Résumé de décision : R. c. Hudon-Barbeau, EYB 2018-291183 (C.S., 28 février 2018)
Blogue juridique Éditions Yvon Blais - Droit criminel et pénal

L'accusé a été déclaré coupable, à l'issue de son procès devant juge et jury, de deux meurtres, l'un au premier degré et l'autre au deuxième degré, ainsi que de deux tentatives de meurtre. Le meurtre au premier degré est punissable de l'emprisonnement à perpétuité, avec une possibilité de libération conditionnelle après 25 ans. Cette peine minimale obligatoire a déjà été imposée à l'accusé. Reste à déterminer la peine pour les autres infractions. Le meurtre au deuxième degré est aussi punissable de l'emprisonnement à perpétuité. La période d'inadmissibilité à la libération conditionnelle pour ce type de meurtre se situe cependant entre 10 ans et 25 ans. Quant à la tentative de meurtre, lorsqu'il y a usage d'une arme à feu lors de la perpétration de l'infraction, elle est punissable de l'emprisonnement à perpétuité, la peine minimale étant de quatre ans. Le ministère public demande que la période d'inadmissibilité à la libération conditionnelle pour le meurtre au deuxième degré soit fixée à 25 ans et qu'elle soit purgée consécutivement à celle pour le meurtre au premier degré, pour un total de 50 ans. Quant aux tentatives de meurtre, le ministère public demande une peine d'emprisonnement à perpétuité pour chacune d'elles. De son côté, l'accusé demande que la période d'inadmissibilité à la libération conditionnelle pour le meurtre au deuxième degré soit fixée à 10 ans et qu'elle soit purgée concurremment à celle pour le meurtre au premier degré. En ce qui concerne les tentatives de meurtre, l'accusé laisse le soin au tribunal de déterminer la peine à imposer.

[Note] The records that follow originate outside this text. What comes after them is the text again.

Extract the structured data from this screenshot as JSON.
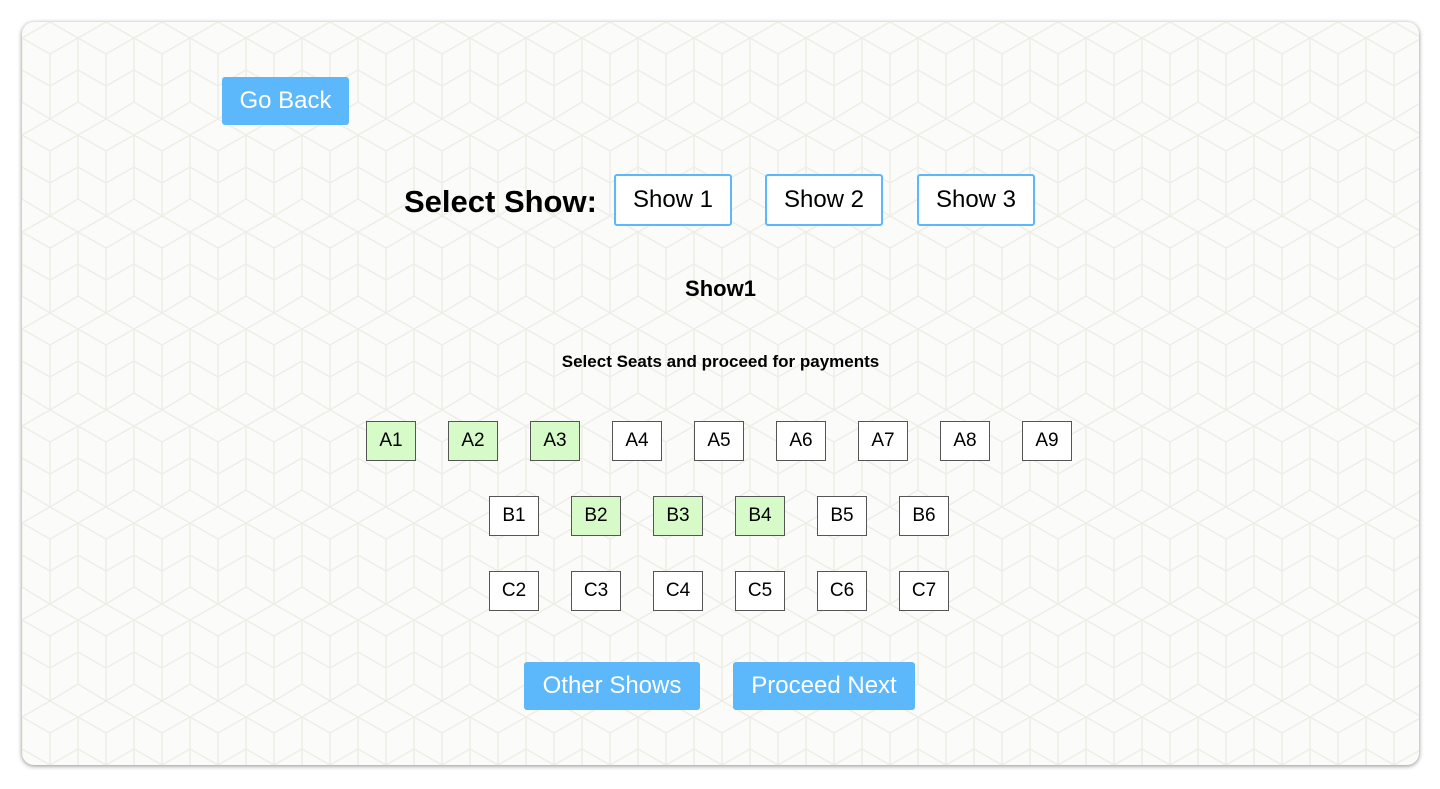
{
  "nav": {
    "go_back_label": "Go Back"
  },
  "show_selector": {
    "label": "Select Show:",
    "shows": [
      "Show 1",
      "Show 2",
      "Show 3"
    ]
  },
  "current_show": {
    "title": "Show1"
  },
  "instructions": "Select Seats and proceed for payments",
  "seat_rows": [
    [
      {
        "label": "A1",
        "selected": true
      },
      {
        "label": "A2",
        "selected": true
      },
      {
        "label": "A3",
        "selected": true
      },
      {
        "label": "A4",
        "selected": false
      },
      {
        "label": "A5",
        "selected": false
      },
      {
        "label": "A6",
        "selected": false
      },
      {
        "label": "A7",
        "selected": false
      },
      {
        "label": "A8",
        "selected": false
      },
      {
        "label": "A9",
        "selected": false
      }
    ],
    [
      {
        "label": "B1",
        "selected": false
      },
      {
        "label": "B2",
        "selected": true
      },
      {
        "label": "B3",
        "selected": true
      },
      {
        "label": "B4",
        "selected": true
      },
      {
        "label": "B5",
        "selected": false
      },
      {
        "label": "B6",
        "selected": false
      }
    ],
    [
      {
        "label": "C2",
        "selected": false
      },
      {
        "label": "C3",
        "selected": false
      },
      {
        "label": "C4",
        "selected": false
      },
      {
        "label": "C5",
        "selected": false
      },
      {
        "label": "C6",
        "selected": false
      },
      {
        "label": "C7",
        "selected": false
      }
    ]
  ],
  "actions": {
    "other_shows_label": "Other Shows",
    "proceed_next_label": "Proceed Next"
  },
  "colors": {
    "accent": "#5cb8fb",
    "selected_seat": "#d6fbc8",
    "background": "#fbfbf9"
  }
}
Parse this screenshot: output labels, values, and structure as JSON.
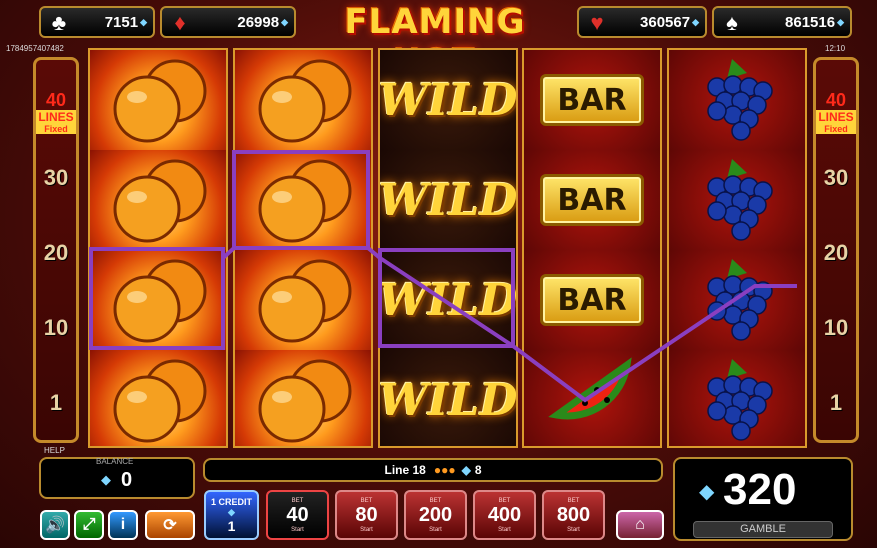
{
  "title": "FLAMING HOT",
  "jackpots": [
    {
      "suit": "clubs-icon",
      "glyph": "♣",
      "value": "7151",
      "color": "#ffffff"
    },
    {
      "suit": "diamonds-icon",
      "glyph": "♦",
      "value": "26998",
      "color": "#e0302a"
    },
    {
      "suit": "hearts-icon",
      "glyph": "♥",
      "value": "360567",
      "color": "#e0302a"
    },
    {
      "suit": "spades-icon",
      "glyph": "♠",
      "value": "861516",
      "color": "#ffffff"
    }
  ],
  "game_id": "1784957407482",
  "clock": "12:10",
  "lines_panel": {
    "count": "40",
    "lines": "LINES",
    "fixed": "Fixed",
    "marks": [
      "30",
      "20",
      "10",
      "1"
    ]
  },
  "reels": [
    {
      "symbols": [
        "orange",
        "orange",
        "orange",
        "orange"
      ]
    },
    {
      "symbols": [
        "orange",
        "orange",
        "orange",
        "orange"
      ]
    },
    {
      "symbols": [
        "wild",
        "wild",
        "wild",
        "wild"
      ]
    },
    {
      "symbols": [
        "bar",
        "bar",
        "bar",
        "watermelon"
      ]
    },
    {
      "symbols": [
        "grapes",
        "grapes",
        "grapes",
        "grapes"
      ]
    }
  ],
  "wild_text": "WILD",
  "bar_text": "BAR",
  "help": "HELP",
  "balance": {
    "label": "BALANCE",
    "value": "0"
  },
  "win_line": {
    "text": "Line 18",
    "count": "8"
  },
  "win": {
    "value": "320",
    "gamble": "GAMBLE"
  },
  "credit": {
    "label": "1 CREDIT",
    "value": "1"
  },
  "bets": [
    {
      "top": "BET",
      "value": "40",
      "bottom": "Start",
      "active": true
    },
    {
      "top": "BET",
      "value": "80",
      "bottom": "Start"
    },
    {
      "top": "BET",
      "value": "200",
      "bottom": "Start"
    },
    {
      "top": "BET",
      "value": "400",
      "bottom": "Start"
    },
    {
      "top": "BET",
      "value": "800",
      "bottom": "Start"
    }
  ],
  "colors": {
    "gold": "#b98b2e",
    "paylines": "#8a3fc0"
  }
}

Le tribunal doit fixer la période d'inadmissibilité à la libération conditionnelle qui est juste et appropriée eu égard aux circonstances en fixant d'abord le terme entre 10 et 25 ans. Dans l'arrêt de principe en matière de fixation du délai préalable à la libération conditionnelle pour les meurtres au deuxième degré (R. c. Shropshire), la Cour suprême souligne que la prorogation du délai n'exige pas de circonstances exceptionnelles et que le pouvoir de proroger le délai préalable à la libération conditionnelle n'a pas à être exercé avec modération.

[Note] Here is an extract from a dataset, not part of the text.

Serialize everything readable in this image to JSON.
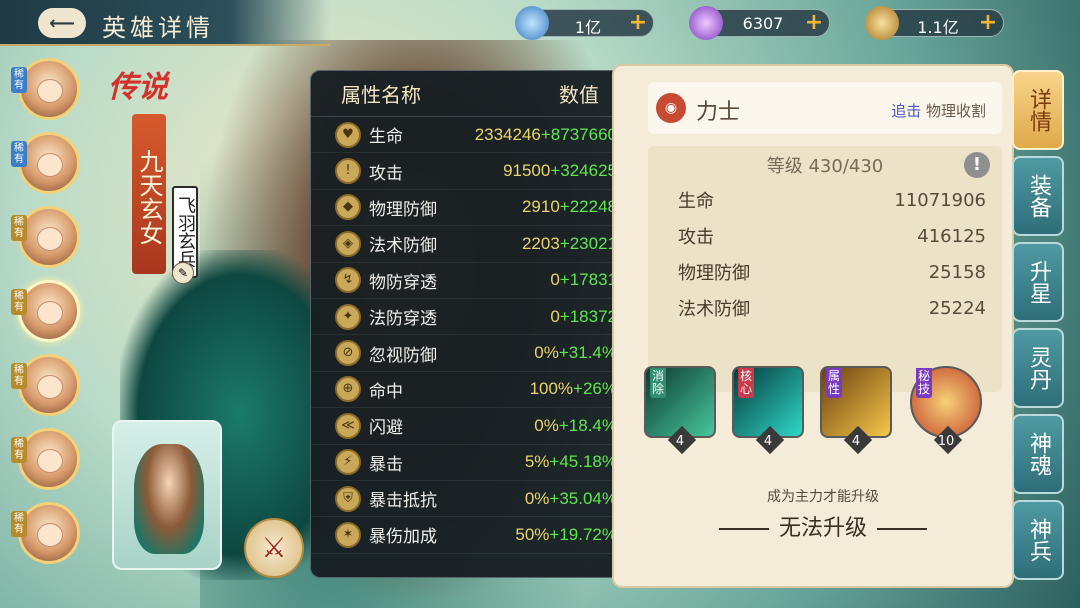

Une fois ce délai fixé, le tribunal doit ensuite déterminer si celui-ci doit être purgé consécutivement à la période d'inadmissibilité minimale de 25 ans déjà imposée pour le meurtre au premier degré. L'article 745.51 C.cr. prévoit que le tribunal peut ordonner que les périodes d'inadmissibilité à la libération conditionnelle pour chaque condamnation de meurtre soient purgées consécutivement. Cette disposition est entrée en vigueur le 2 décembre 2011 à la suite de la sanction royale du projet de loi C-48 intitulé Loi protégeant les Canadiens en mettant fin aux peines à rabais en cas de meurtres multiples. Elle laisse aux tribunaux une large discrétion pour adapter la peine aux circonstances en cas de condamnation de meurtres multiples.

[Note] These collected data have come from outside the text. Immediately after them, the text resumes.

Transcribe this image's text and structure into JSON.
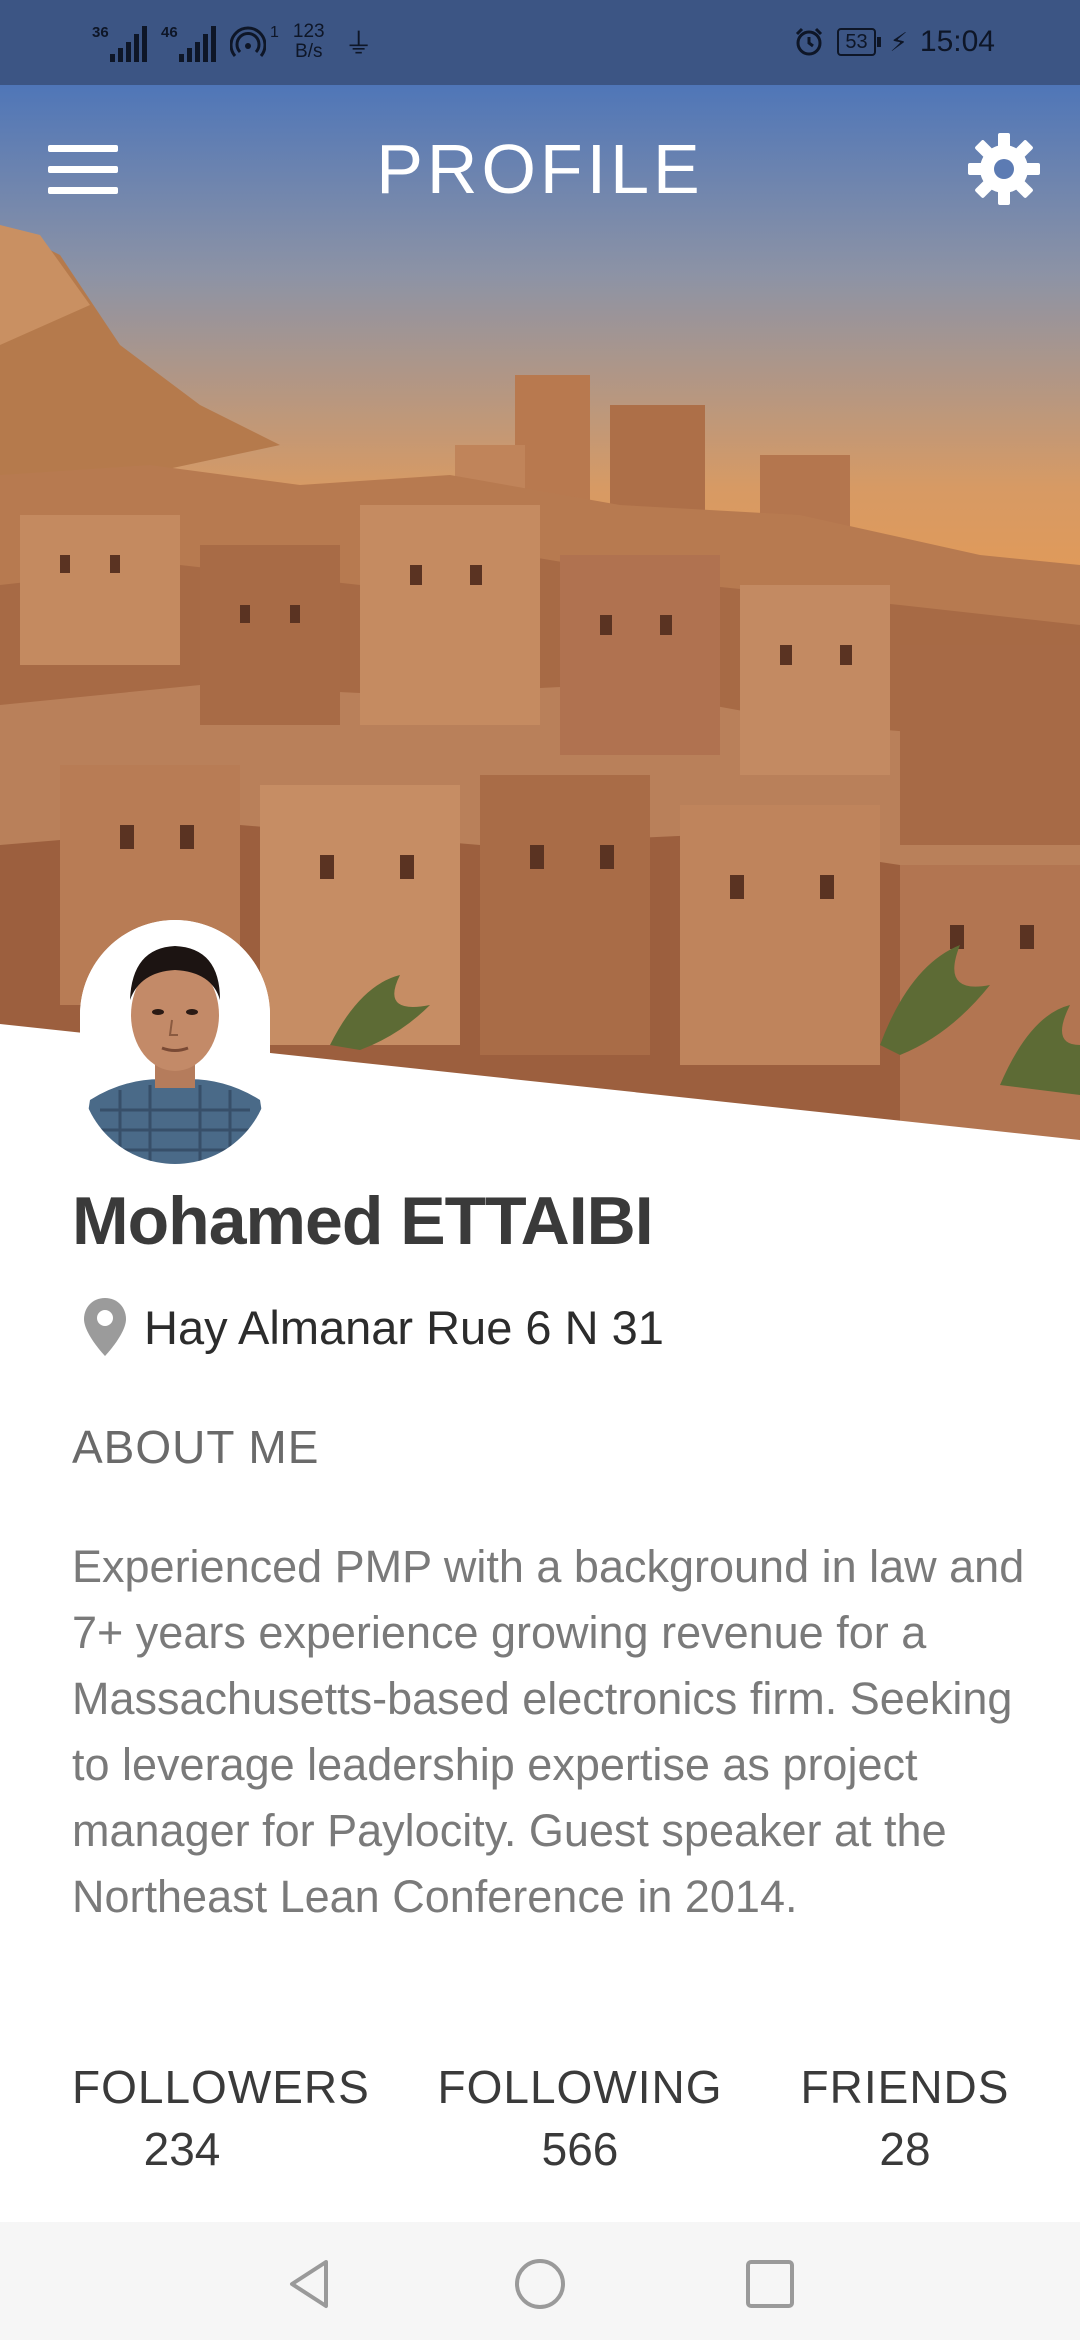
{
  "status_bar": {
    "sim1": "36",
    "sim2": "46",
    "hotspot_count": "1",
    "net_speed_value": "123",
    "net_speed_unit": "B/s",
    "battery": "53",
    "time": "15:04",
    "icons": [
      "signal-icon",
      "hotspot-icon",
      "usb-icon",
      "alarm-icon",
      "battery-icon",
      "charging-icon"
    ]
  },
  "header": {
    "title": "PROFILE",
    "menu_icon": "hamburger-menu-icon",
    "settings_icon": "gear-icon"
  },
  "profile": {
    "name": "Mohamed ETTAIBI",
    "location": "Hay Almanar Rue 6 N 31",
    "about_heading": "ABOUT ME",
    "about_text": "Experienced PMP with a background in law and 7+ years experience growing revenue for a Massachusetts-based electronics firm. Seeking to leverage leadership expertise as project manager for Paylocity. Guest speaker at the Northeast Lean Conference in 2014."
  },
  "stats": [
    {
      "label": "FOLLOWERS",
      "value": "234"
    },
    {
      "label": "FOLLOWING",
      "value": "566"
    },
    {
      "label": "FRIENDS",
      "value": "28"
    }
  ],
  "nav": {
    "back_icon": "back-triangle-icon",
    "home_icon": "home-circle-icon",
    "recents_icon": "recents-square-icon"
  },
  "colors": {
    "status_bar_bg": "#3c5584",
    "name_text": "#3a3a3a",
    "body_text": "#7a7a7a",
    "nav_bg": "#f6f6f6"
  }
}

Enfin, si le tribunal considère, au terme de cet exercice, que la peine doit être purgée consécutivement, il devra se demander si la globalité de la peine respecte la règle de la proportionnalité. En effet, les principes généraux de détermination de la peine énoncés à la partie XXIII du Code criminel s'appliquent aux ordonnances rendues conformément aux art. 745.4 et 745.51 C.cr. La proportionnalité demeure le principe qui doit guider le tribunal dans l'imposition de la peine. Cette dernière ne doit pas excéder ce qui est juste et approprié, compte tenu de la culpabilité morale du délinquant et de la gravité de l'infraction. Pour qu'une peine soit proportionnelle à la responsabilité pénale du délinquant, il faut tenir compte de la conduite morale de ce dernier, de son intention, de ses motivations et de son degré de participation. C'est ainsi que toutes les circonstances entourant la commission de l'infraction doivent être prises en considération afin que la peine soit appropriée, juste et modelée à l'individu. Il faut rechercher un juste équilibre entre la réprobation sociale, la dissuasion générale, l'exemplarité et l'imposition d'une peine qui est adaptée au délinquant sur une base individuelle plutôt que de châtier un crime.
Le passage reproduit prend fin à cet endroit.